Der Kläger hätte zur Erreichung seines hilfsweise verfolgten Klageziels den Hinweisen der Vorinstanz folgend dartun müssen, daß sich seine Tätigkeit im erforderlichen Umfang aus der Vergütungsgruppe IV b Merkmal 16 durch das Qualifizierungsmerkmal der Gruppe IV Merkmal 15 besondere Schwierigkeit und Bedeutung heraushob. Dazu wäre eine vergleichende Darlegung der nach Vergütungsgruppe IV Fallgruppe 16 geforderten schwierigen Tätigkeiten mit den nach Vergütungsgruppe IV a Fallgruppe 15 durch besondere Schwierigkeit und Bedeutung gekennzeichneten Tätigkeiten erforderlich gewesen. Schließlich wäre die durch Vergütungsgruppe III Fallgruppe 6 geforderte erhebliche Heraushebung durch das Maß der damit verbundenen Verantwortung im Vergleich zu den der Vergütungsgruppe IV a Fallgruppe 15 zuzuordnenden Tätigkeiten darzulegen gewesen.
Diesen Anforderungen genügt weder der Klagevortrag noch der Berufungsvortrag.

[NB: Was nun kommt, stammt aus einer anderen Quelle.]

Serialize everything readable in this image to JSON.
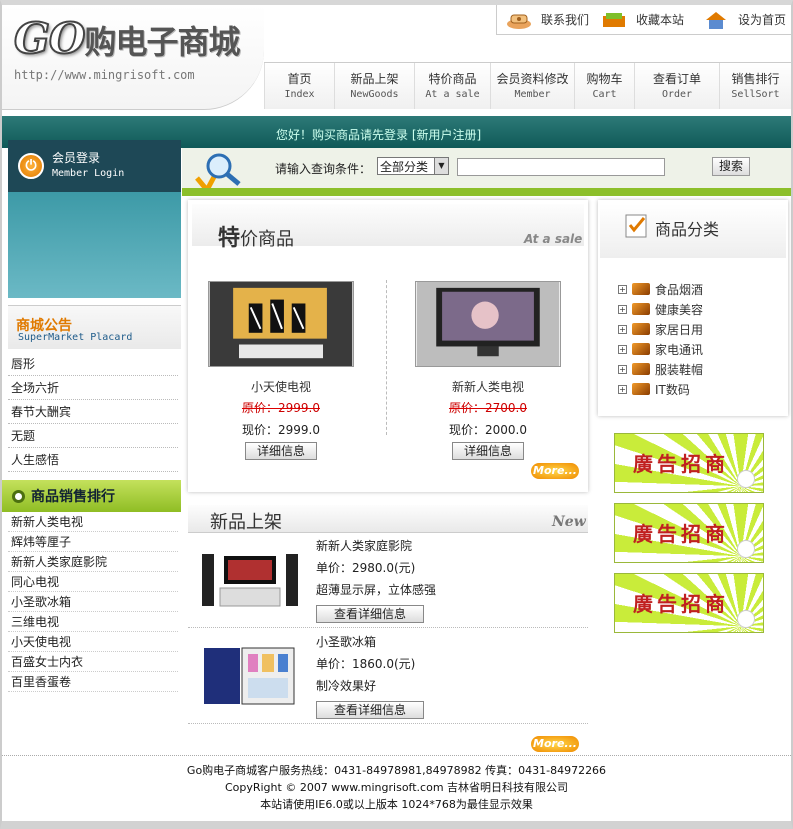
{
  "brand": {
    "logo_prefix": "GO",
    "logo_text": "购电子商城",
    "url": "http://www.mingrisoft.com"
  },
  "top_links": [
    {
      "label": "联系我们",
      "icon": "phone-icon"
    },
    {
      "label": "收藏本站",
      "icon": "bookmark-icon"
    },
    {
      "label": "设为首页",
      "icon": "home-icon"
    }
  ],
  "nav": [
    {
      "cn": "首页",
      "en": "Index"
    },
    {
      "cn": "新品上架",
      "en": "NewGoods"
    },
    {
      "cn": "特价商品",
      "en": "At a sale"
    },
    {
      "cn": "会员资料修改",
      "en": "Member"
    },
    {
      "cn": "购物车",
      "en": "Cart"
    },
    {
      "cn": "查看订单",
      "en": "Order"
    },
    {
      "cn": "销售排行",
      "en": "SellSort"
    }
  ],
  "welcome": "您好！购买商品请先登录 [新用户注册]",
  "login": {
    "title": "会员登录",
    "subtitle": "Member Login"
  },
  "search": {
    "label": "请输入查询条件：",
    "category": "全部分类",
    "button": "搜索",
    "value": ""
  },
  "placard": {
    "title": "商城公告",
    "subtitle": "SuperMarket Placard",
    "items": [
      "唇形",
      "全场六折",
      "春节大酬宾",
      "无题",
      "人生感悟"
    ]
  },
  "ranking": {
    "title": "商品销售排行",
    "items": [
      "新新人类电视",
      "辉炜等厘子",
      "新新人类家庭影院",
      "同心电视",
      "小圣歌冰箱",
      "三维电视",
      "小天使电视",
      "百盛女士内衣",
      "百里香蛋卷"
    ]
  },
  "sale": {
    "title_bold": "特",
    "title_rest": "价商品",
    "title_en": "At a sale",
    "products": [
      {
        "name": "小天使电视",
        "old_label": "原价：",
        "old_price": "2999.0",
        "now_label": "现价：",
        "now_price": "2999.0",
        "button": "详细信息"
      },
      {
        "name": "新新人类电视",
        "old_label": "原价：",
        "old_price": "2700.0",
        "now_label": "现价：",
        "now_price": "2000.0",
        "button": "详细信息"
      }
    ],
    "more": "More..."
  },
  "new_goods": {
    "title": "新品上架",
    "title_en": "New",
    "items": [
      {
        "name": "新新人类家庭影院",
        "price": "单价：2980.0(元)",
        "desc": "超薄显示屏，立体感强",
        "button": "查看详细信息"
      },
      {
        "name": "小圣歌冰箱",
        "price": "单价：1860.0(元)",
        "desc": "制冷效果好",
        "button": "查看详细信息"
      }
    ],
    "more": "More..."
  },
  "categories": {
    "title": "商品分类",
    "items": [
      "食品烟酒",
      "健康美容",
      "家居日用",
      "家电通讯",
      "服装鞋帽",
      "IT数码"
    ]
  },
  "ads": [
    "廣告招商",
    "廣告招商",
    "廣告招商"
  ],
  "footer": [
    "Go购电子商城客户服务热线：0431-84978981,84978982 传真：0431-84972266",
    "CopyRight © 2007 www.mingrisoft.com 吉林省明日科技有限公司",
    "本站请使用IE6.0或以上版本 1024*768为最佳显示效果"
  ]
}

Das Arbeitsgericht hat ausgeführt, es könne nicht festgestellt werden, daß der Kläger eine Tätigkeit ausübe, die sich durch das Maß der damit verbundenen Verantwortung erheblich aus der Vergütungsgruppe IV a Fallgruppe 15 heraushebe. Auch sei die durch das Qualifizierungsmerkmal einer erheblichen Heraushebung besonders weitreichende hohe Verantwortung, die diejenige beträchtlich übersteigen müsse, die begriffsnotwendig schon in den Tätigkeitsmerkmalen der Vergütungsgruppe IV a Fallgruppe 15 gefordert werde, nicht ersichtlich. Dem Vortrag des Klägers könne nicht
entnommen werden, daß sich seine Tätigkeit durch das Maß der damit verbundenen Verantwortung erheblich im Sinne der Vergütungsgruppe III Fallgruppe 6 heraushebe. Das Arbeitsgericht hat seine Feststellungen zu diesem Punkt eingehend begründet. Insoweit nehme der Kläger Tätigkeiten war, die jeder Behördenbetreuer erfülle. Die Auswirkungen seiner Tätigkeit seien nicht höher als die eines anderen Behördenbetreuers. Bestimmend sei nicht das Fachwissen sondern allein die Auswirkungen der Tätigkeit.
Die Kammer sieht sich in Ermangelung eines substantiierten Tatsachenvortrages des Klägers zu diesem Punkte an einer abweichenden Bewertung gehindert.
Die Berufung konnte nach allem keinen Erfolg haben.
Die Kostenentscheidung folgt aus § 97 ZPO.
Rechtsmittelbelehrung
Gegen dieses Urteil kann von dem Kläger
REVISION
eingelegt werden.
Für die Beklagte ist gegen dieses Urteil kein Rechtsmittel gegeben.
Die Revision muß
innerhalb einer Notfrist von einem Monat
nach der Zustellung dieses Urteils schriftlich beim
Bundesarbeitsgericht,
Graf-Bernadotte-Platz 5,
34119 Kassel,
eingelegt werden.
Die Revision ist gleichzeitig oder
innerhalb eines Monats nach ihrer Einlegung
schriftlich zu begründen.
Die Revisionsschrift und die Revisionsbegründung müssen von einem bei einem deutschen Gericht zugelassenen Rechtsanwalt unterzeichnet sein.